Римское | страница 3



Нашей семнадцатилетней повезло — ее муж, еврей, прошедший «по этапу» раньше, везде оставил ее имя. Ее знали, ее ждали и не выгоняли из еврейской организации в бедный Толстовский фонд, как всех русских. Была ли она признательна и благодарна? Нет, наверное. В семнадцать лет многое воспринимается как должное.

Есть дети как дети — они, конечно, не слушаются родителей, но инстинкт самосохранения — в нежном возрасте это, наверное, страх и трусость — не пустит их на крышу поезда, едущего в неизвестность. Но есть дети, которые всегда хотят убежать, чего бы это ни стоило. И если это не удается в десять лет, то уж в семнадцать-то… Главное для них — сделать по-своему. Последствия, пусть и плачевные, им не важны. Они все хотят сами попробовать, все сами пережить и сами узнать. Как странно, что ее муж, на двадцать лет старше, не заметил этого оскала дикого волчонка на всех ее детских фотографиях, которые обожал разглядывать. В семнадцать лет все только обострилось на этой татаро-азиатской физиономии! И даже дилетант художник угадывал в ее взгляде побег, своеволие. Видимо, муж сам был упрям и решил, что все эти «штучки» легко будет подчинить его воле. Либо он не был художником, даже дилетантом.

Ее римские маршруты не были туристическими. То есть они всегда пролегали рядом с историческими достопримечательностями, иначе в Риме быть и не может, но выбирались ею не из-за них. Она не говорила себе: «Ах, взгрустнулось. Развеюсь у Черного лаписа — могилы основателя Рима…» Или: «Семейство Боргезе…» В Америке, через годы, она будет покупать духи марки «Маркиза Боргезе», а в сады их палаццо в Риме она ходила из-за садов и базара справа от охрового фасада.

Ее образование и знания были какими-то дикими, как придорожные колючки, произрастали они где и как попало. Несмотря на то, что она почти окончила школу — девять классов — и восемь лет параллельно училась в музыкальной школе, преподаваемой истории она совершенно не помнила. Зато прочла уже в шестнадцать лет «Скотный двор» Оруэлла. Басня эта была настольной книгой отъезжающих, передавалась из рук в руки, давалась на одну ночь.

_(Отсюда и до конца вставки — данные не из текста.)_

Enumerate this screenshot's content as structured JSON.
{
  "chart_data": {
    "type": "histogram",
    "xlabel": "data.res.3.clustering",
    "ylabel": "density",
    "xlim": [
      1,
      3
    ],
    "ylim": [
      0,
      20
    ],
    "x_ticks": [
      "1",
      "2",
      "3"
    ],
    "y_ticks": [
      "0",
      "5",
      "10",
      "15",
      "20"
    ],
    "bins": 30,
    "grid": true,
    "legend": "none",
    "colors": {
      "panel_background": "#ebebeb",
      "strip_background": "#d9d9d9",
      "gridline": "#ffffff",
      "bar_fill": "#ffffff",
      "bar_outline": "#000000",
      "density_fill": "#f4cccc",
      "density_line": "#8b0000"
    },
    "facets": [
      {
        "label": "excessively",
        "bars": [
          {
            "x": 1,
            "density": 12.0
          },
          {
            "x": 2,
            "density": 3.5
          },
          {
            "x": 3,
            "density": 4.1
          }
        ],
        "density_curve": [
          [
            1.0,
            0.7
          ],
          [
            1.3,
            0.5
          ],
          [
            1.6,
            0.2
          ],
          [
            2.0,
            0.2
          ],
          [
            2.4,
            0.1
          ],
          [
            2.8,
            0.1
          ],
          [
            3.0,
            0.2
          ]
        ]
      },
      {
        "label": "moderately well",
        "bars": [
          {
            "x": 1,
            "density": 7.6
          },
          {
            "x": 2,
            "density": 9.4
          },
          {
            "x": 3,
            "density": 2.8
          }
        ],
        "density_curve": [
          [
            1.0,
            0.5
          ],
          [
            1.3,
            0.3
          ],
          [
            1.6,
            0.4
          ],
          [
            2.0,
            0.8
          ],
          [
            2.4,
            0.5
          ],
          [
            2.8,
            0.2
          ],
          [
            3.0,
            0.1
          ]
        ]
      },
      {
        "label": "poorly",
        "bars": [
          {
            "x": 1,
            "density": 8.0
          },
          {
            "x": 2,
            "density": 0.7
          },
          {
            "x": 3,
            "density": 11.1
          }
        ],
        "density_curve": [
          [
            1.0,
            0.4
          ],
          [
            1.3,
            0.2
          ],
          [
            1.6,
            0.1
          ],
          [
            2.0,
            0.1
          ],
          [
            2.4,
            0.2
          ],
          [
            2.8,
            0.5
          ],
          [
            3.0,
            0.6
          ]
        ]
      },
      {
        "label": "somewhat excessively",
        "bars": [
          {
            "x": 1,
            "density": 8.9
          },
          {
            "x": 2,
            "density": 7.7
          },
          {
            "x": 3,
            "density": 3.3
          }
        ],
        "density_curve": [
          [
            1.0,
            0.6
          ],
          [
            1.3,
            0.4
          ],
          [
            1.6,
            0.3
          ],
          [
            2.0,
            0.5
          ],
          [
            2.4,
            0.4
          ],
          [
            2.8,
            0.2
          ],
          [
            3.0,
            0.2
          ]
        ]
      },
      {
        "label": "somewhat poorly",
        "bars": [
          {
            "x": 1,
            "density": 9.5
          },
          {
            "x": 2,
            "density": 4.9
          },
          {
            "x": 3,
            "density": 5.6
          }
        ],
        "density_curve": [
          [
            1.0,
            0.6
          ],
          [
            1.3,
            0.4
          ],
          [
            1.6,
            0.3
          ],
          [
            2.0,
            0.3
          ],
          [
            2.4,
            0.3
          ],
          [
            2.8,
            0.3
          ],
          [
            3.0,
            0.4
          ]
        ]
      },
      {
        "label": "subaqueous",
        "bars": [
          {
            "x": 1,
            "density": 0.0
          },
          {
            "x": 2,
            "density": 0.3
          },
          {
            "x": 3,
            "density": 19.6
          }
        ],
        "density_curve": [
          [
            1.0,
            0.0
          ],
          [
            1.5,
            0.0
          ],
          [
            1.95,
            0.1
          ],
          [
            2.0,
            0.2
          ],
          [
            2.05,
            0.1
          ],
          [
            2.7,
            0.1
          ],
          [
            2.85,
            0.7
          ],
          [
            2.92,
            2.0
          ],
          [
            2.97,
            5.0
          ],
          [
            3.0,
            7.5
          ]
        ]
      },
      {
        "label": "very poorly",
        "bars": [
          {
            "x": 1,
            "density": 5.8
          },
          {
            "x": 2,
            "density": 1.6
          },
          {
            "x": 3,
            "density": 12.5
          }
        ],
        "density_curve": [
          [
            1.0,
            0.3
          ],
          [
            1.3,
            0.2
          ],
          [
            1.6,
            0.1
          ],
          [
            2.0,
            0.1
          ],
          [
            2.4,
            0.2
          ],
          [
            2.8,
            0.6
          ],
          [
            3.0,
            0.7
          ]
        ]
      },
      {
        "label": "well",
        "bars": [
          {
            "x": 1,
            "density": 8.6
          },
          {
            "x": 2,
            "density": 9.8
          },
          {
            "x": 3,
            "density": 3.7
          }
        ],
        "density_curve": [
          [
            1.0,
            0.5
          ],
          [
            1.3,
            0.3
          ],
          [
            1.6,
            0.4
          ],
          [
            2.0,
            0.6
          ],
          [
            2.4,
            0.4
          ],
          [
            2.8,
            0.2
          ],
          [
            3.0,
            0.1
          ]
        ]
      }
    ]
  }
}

Читать ее надо было, представляя на месте действующих лиц — животных — советских руководителей. Ей, тогда шестнадцатилетней девушке, это удавалось с трудом — она больше видела действительных свиней и боровов дачной соседки, владелицы шести десятин неплодовитой почвы под Ленинградом, удобряемой навозом и пометом ее же коров и кур. В «1984» ей запомнилась сцена с крысой. С томами «Архипелага ГУЛАГа» она ездила в московском метро, кладя книги в прозрачном мешочке на колени, смущая соседей и надеясь, что ее заберут в милицию. Ее не забирали. Архивариус Солженицын не покорил ее сердца, потому что в нем сердца она не нашла, и в мозгу осталась смесь некрофилии, предательства и какой-то древности. Она знала, кто такие Мина и Орнелла Ванони, и ничего не знала о Медичи. Когда ей сказали, что виллу их занимает Французская академия, то интуитивно (и правильно) она поняла, что это вроде советского дома творчества — чтобы попасть на виллу, не обязательно быть талантливым. Золотой Дом с останками Нерона вызвал в ней грусть и злость на русских — она уверенно думала, что останки Ивана Грозного не хранились и что экстремистская русская честность никак не подходит к сохранению истории.